Central Florida's Independent Jewish Voice

I am buying homeless signs for Sukkot this year

LOS ANGELES—I started building my sukkah in December. To those of you who are sukkah DIYers, you know how ridiculous this sounds.

A sukkah is the ritual hut that Jews build each year on the holiday of Sukkot, which begins this year on the evening of Sept. 18. You set it up after Yom Kippur, you take it down after the eight days of Sukkot are over. Most sukkahs come as easy-to-make pre-fab kits—setting one up takes all of 30 minutes, even for a tool-challenged people.

So why did I start making mine eight months ago?

Because this year, I’m making a sukkah from homeless signs.

I collected my first one on a whim. At the off-ramp of the 10 Freeway at Lincoln Boulevard in Santa Monica, a man was standing with a crude cardboard sign that said, “50 But Not Dead.” I couldn’t have said it better myself, I thought. When he approached me and asked for some change, I heard myself blurting out, “Five dollars for the sign.”

From there, my lark became a mission. To the next person, a woman at the median strip at Venice and Overland, I gave $3—it was all I had on me.  Her sign said, “Hungry.” 

I kept going. As a kid, I was obsessed by the famous LIFE magazine photo of a well-dressed man selling apples for a nickel on a Manhattan street corner. I harbored inchoate fears of living in such a world.  

And here we are.

I stopped each time I saw someone with a sign and offered to buy every one I could without causing a traffic accident. On Venice and Sepulveda, Venice and Overland, various off-ramps, in Venice Beach—Los Angeles may be losing its movie productions and manufacturing base, but I bet our great city produces more panhandling signs than any other city in the world.

And what, friends and family asked me, would I do with all of them?

At some point it dawned on me: Build a sukkah.

The booths we are commanded to build on Sukkot are a reminder of the dwellings in which the Children of Israel lived following the Exodus. While the shelter’s walls can be made of any material, the roof must be covered only with organic matter—palm fronds, bamboo—spaced wide enough to let some raindrops through.

Why not, I thought, build a sukkah whose walls are made entirely from homeless signs affixed to a bamboo frame?

During Sukkot, we eat our meals and sometimes sleep in the shelter we have created. Its fragility and impermanence is a reminder of our own. The shelter it provides is welcome, but unstable. A sukkah is not a home.

Neither, my sukkah will remind us, are the streets of Los Angeles. The human suffering that can be found in the shadow of our comfortable homes is shameful. That such homelessness occurs in the midst of enormous wealth is beyond the pale.

Presently, some 58,000 homeless men, women and children live in Los Angeles County, a 16 percent jump over the last two years. The economic downturn is chiefly to blame. But the end of federal stimulus funds for emergency housing, combined with Gov. Jerry Brown’s diversion of some 15,000 low-level felons to L.A. jails and probation services, have added to the numbers. The bright news for many of us—a steady upturn in the housing market—also means more misery for people for whom rents are already a stretch.
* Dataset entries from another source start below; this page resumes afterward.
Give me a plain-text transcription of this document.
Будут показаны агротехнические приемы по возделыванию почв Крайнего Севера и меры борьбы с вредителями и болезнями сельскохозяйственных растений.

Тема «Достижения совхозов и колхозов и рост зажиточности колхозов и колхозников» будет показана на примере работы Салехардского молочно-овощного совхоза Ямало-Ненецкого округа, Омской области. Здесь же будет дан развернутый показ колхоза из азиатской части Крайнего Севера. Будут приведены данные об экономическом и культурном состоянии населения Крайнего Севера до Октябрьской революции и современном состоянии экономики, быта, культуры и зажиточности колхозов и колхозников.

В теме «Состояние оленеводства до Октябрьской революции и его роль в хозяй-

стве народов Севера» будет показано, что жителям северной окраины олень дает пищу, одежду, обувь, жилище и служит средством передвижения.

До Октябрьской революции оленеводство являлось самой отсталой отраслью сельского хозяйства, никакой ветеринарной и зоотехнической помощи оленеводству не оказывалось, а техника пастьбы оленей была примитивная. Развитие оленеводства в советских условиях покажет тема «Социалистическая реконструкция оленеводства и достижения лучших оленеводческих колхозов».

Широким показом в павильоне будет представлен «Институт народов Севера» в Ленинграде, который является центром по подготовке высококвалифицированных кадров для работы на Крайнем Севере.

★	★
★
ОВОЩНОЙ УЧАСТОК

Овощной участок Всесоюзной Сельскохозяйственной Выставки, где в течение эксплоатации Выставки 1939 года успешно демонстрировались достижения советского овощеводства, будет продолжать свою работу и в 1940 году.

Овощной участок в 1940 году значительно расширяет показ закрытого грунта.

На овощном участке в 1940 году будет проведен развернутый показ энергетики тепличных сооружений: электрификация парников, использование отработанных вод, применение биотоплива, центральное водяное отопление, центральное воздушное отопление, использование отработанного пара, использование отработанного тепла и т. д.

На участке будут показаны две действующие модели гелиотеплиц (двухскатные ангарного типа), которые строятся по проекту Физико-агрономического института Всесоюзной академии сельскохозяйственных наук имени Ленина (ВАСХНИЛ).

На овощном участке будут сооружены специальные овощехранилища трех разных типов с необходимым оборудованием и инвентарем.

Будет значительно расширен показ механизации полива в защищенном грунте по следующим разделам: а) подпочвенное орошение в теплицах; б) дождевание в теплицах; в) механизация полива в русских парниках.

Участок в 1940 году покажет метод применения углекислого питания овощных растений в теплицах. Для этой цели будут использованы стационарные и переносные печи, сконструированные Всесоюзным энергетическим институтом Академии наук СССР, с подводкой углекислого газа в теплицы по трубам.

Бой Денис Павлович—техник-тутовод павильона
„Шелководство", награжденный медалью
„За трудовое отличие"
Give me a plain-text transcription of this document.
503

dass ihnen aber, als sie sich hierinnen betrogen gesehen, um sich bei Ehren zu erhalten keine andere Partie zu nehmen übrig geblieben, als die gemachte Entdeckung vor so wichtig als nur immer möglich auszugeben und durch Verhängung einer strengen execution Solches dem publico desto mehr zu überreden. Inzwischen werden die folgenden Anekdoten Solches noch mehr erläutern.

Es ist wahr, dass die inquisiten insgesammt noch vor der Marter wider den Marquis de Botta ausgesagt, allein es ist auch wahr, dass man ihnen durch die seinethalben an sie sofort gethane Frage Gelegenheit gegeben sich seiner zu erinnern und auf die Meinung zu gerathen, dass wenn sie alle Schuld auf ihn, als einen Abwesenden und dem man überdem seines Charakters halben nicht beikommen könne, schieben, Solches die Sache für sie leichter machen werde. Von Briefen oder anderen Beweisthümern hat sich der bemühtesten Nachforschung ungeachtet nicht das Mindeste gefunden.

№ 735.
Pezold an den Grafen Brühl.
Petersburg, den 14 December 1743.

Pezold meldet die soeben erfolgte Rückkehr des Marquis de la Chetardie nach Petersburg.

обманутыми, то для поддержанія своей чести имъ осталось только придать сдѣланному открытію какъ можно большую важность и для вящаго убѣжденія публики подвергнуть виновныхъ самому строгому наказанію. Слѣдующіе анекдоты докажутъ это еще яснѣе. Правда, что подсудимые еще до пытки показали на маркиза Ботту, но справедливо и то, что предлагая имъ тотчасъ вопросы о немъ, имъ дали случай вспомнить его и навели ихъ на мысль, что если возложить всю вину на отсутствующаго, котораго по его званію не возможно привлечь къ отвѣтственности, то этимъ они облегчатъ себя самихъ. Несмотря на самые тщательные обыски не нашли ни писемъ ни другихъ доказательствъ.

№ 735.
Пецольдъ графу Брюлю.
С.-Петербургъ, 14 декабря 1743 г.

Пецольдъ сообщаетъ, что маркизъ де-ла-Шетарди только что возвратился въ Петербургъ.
Los Angeles Mayor Eric Garcetti has pledged not to just manage homelessness, but to end it. He understands that the word “homeless” is a nearly useless catch-all phrase that hides a variety of causes and conditions, all of which require varying approaches. He has embraced innovative solutions like permanent supportive housing, which combines low-cost shelters with a full array of social services like childcare, job training, substance abuse and mental health counseling. 

Will Garcetti succeed? Other urgent needs may intervene. Political will often lags; money doesn’t materialize; the homeless don’t vote.

At a Jewish community event in his honor in Brentwood recently, Garcetti—the city’s first elected Jewish mayor—said he will use his close ties to the community not just to heed its needs, but to enlist the city’s influential, active Jewish community in helping him forward his own agenda.

One way we can help is to remind the mayor of his promise. A sukkah built entirely of homeless signs will stand as a constant reminder to the mayor, and to all of us, of the work that needs to be done. The entire structure will be not just a symbol of our fragility, but of the fragile existence so many people in this county lead on the streets each day. The sukkah will stand until the mayor meets his promise—simple.

Now, here’s where you come in: As of now, I have enough signs to form just one wall. A sukkah has at least three walls and a roof. This sukkah needs more signs. It needs more builders. It needs a visible, public place to stand. It needs you.

Go to our Web site, homelesssukkah.com, to find out how you can help collect signs, and where you can come help build the Homeless Sukkah next month. If your synagogue or school would like to take on the project, even better.

There are, unfortunately, a lot more signs to buy.